Pretty sure that's what the dictionary would say, though I have never actually looked it up. This cookie has been going on my Christmas cookie platter for years! And every year my friends and family check to make sure I am still planning on including them. Never gone a year without them, thanks Martha Stewart 🙂
The cookie is the simplest and butteriest shortbread round, that you whip together in a food processor. They are filled with dulce de leche, that YOU CAN FIND IN ANY STORE! I mean, it doesn't get much simpler than this. You could make your own dulce de leche, but, for real, we are like three days out from Christmas, so let's be real...you're buying the dulce de leche. No one's got time now for homemaking that sh-t.
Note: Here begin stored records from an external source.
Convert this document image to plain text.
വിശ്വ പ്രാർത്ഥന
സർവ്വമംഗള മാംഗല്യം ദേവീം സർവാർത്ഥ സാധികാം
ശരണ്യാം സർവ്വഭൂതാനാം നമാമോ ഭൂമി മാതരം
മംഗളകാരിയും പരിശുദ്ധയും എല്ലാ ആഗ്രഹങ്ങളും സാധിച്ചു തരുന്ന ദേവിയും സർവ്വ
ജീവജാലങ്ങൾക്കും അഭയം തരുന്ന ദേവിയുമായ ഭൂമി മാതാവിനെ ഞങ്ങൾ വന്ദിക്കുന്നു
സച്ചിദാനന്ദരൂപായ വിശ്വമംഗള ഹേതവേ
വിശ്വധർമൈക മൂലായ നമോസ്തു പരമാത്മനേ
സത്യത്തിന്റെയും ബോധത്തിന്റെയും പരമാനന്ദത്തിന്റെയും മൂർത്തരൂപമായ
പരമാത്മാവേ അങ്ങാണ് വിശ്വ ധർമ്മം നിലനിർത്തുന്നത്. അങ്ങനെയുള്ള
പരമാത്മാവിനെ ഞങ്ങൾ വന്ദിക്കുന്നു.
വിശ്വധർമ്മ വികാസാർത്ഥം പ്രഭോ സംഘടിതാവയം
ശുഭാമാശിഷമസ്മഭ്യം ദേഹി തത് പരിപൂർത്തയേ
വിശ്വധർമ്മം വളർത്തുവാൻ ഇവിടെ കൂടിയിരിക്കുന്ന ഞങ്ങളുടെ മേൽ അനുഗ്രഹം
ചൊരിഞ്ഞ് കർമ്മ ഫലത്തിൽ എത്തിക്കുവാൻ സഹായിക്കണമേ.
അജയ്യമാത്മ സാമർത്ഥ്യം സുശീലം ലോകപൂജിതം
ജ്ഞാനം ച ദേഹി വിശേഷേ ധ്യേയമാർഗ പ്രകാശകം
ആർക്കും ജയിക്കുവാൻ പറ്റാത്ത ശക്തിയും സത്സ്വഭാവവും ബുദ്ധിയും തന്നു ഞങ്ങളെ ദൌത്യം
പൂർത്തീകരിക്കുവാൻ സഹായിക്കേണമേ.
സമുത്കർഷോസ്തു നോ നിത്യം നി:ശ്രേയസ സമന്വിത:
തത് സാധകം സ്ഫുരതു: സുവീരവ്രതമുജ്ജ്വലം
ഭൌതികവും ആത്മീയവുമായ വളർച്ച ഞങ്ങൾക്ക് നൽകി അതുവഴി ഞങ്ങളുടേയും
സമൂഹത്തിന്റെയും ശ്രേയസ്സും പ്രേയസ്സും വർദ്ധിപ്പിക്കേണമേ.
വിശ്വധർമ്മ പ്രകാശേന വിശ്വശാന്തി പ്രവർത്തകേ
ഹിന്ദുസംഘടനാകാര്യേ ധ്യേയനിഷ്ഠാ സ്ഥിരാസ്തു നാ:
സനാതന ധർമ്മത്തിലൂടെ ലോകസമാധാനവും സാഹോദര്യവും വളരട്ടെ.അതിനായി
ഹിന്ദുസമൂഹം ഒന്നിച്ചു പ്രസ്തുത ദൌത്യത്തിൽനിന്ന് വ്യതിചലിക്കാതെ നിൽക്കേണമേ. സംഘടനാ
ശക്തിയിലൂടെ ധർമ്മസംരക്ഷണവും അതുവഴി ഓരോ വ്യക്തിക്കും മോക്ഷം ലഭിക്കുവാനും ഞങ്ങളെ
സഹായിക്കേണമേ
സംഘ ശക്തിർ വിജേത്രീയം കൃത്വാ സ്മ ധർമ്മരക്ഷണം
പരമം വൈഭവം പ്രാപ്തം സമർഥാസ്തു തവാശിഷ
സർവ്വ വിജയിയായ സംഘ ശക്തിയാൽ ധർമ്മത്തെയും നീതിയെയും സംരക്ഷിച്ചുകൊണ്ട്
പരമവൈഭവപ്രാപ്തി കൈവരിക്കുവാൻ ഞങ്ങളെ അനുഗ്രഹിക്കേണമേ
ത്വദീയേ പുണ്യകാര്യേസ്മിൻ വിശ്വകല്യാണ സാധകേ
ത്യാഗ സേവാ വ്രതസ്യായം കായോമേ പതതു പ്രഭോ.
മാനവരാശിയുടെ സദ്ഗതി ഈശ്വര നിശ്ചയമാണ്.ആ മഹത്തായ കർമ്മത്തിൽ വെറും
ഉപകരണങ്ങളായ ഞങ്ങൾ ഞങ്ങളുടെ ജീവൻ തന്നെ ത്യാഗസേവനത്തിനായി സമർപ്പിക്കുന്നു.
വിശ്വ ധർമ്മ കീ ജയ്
Tenth day of holiday baking...almost there!
Alfajores
Ingredients
- 4 cups all-purpose flour plus more for work surface
- ¼ cup plus 2 tablespoons confectioners' sugar
- Three sticks of chilled unsalted butter cut into pieces (use the best butter you can find - this is a cookie that is literally all about the butter, so splurge and get the European butter, it makes a difference and you won't be sorry)
- ½ cup water
- Turbinado sugar for sprinkling
- one can of dulce de leche you can find this in the Mexican food section of the grocery store or the baking section near the sweetened condensed milk
Instructions
- Line a baking sheet with parchment or foil.
- In a food processor, pulse together flour and confectioners sugar. Add the butter and pulse until the mixture resembles coarse meal, about 20 seconds. With machine running, pour in the water in a slow steam and process just until the dough comes together, about 20 seconds. Form the dough into 2 flattened disks and wrap well in plastic. Refrigerate 1 hour.
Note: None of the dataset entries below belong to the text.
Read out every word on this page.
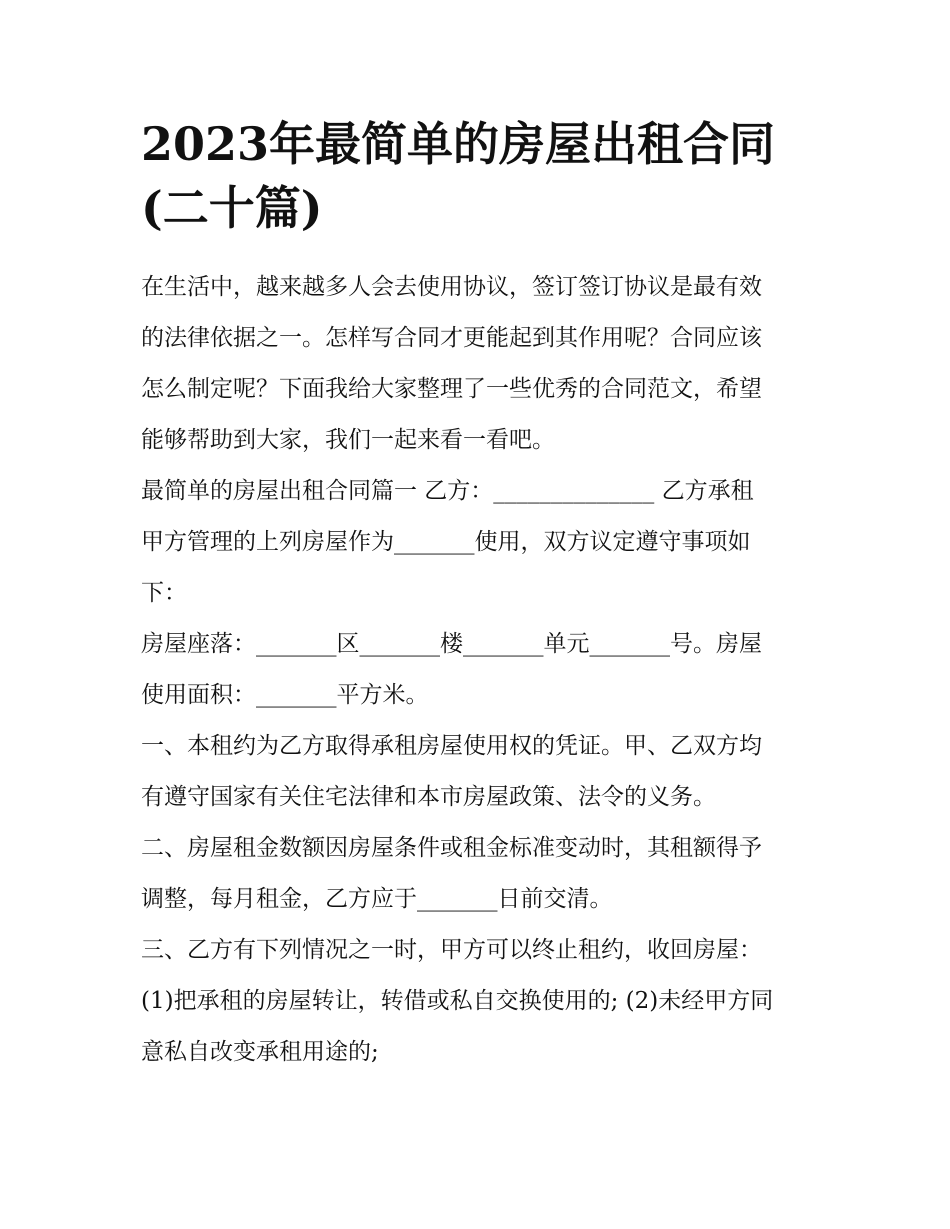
2023年最简单的房屋出租合同
(二十篇)

在生活中，越来越多人会去使用协议，签订签订协议是最有效
的法律依据之一。怎样写合同才更能起到其作用呢？合同应该
怎么制定呢？下面我给大家整理了一些优秀的合同范文，希望
能够帮助到大家，我们一起来看一看吧。

最简单的房屋出租合同篇一 乙方：______________ 乙方承租
甲方管理的上列房屋作为_______使用，双方议定遵守事项如
下：

房屋座落：_______区_______楼_______单元_______号。房屋
使用面积：_______平方米。

一、本租约为乙方取得承租房屋使用权的凭证。甲、乙双方均
有遵守国家有关住宅法律和本市房屋政策、法令的义务。

二、房屋租金数额因房屋条件或租金标准变动时，其租额得予
调整，每月租金，乙方应于_______日前交清。

三、乙方有下列情况之一时，甲方可以终止租约，收回房屋：
(1)把承租的房屋转让，转借或私自交换使用的; (2)未经甲方同
意私自改变承租用途的;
- Preheat oven to 350 degrees. Flour your counter or work service and roll out one of the disks of dough to a about ¼-inch thickness. Using a 1 ¾-inch round cookie cutter, cut out rounds from dough and transfer to prepared baking sheet. Do the exact same thing with the other disk of dough. Gather up the scraps from both batches, and reroll and cut. Sprinkle half the rounds with sanding sugar - these will be the top of the cookie sandwich. Bake until golden brown, about 15 minutes, rotating sheets halfway through. Transfer to a wire rack to cool completely.
- Right before serving, spread 1 or 2 teaspoons of the dulce de leche on bottom of unsugared cookies. Place sugared cookies on top to make sandwiches. Unfilled cookies can be stored in an airtight container at room temperature up to 3 days. Remaining dulce de leche can be stored, covered, in the refrigerator as well.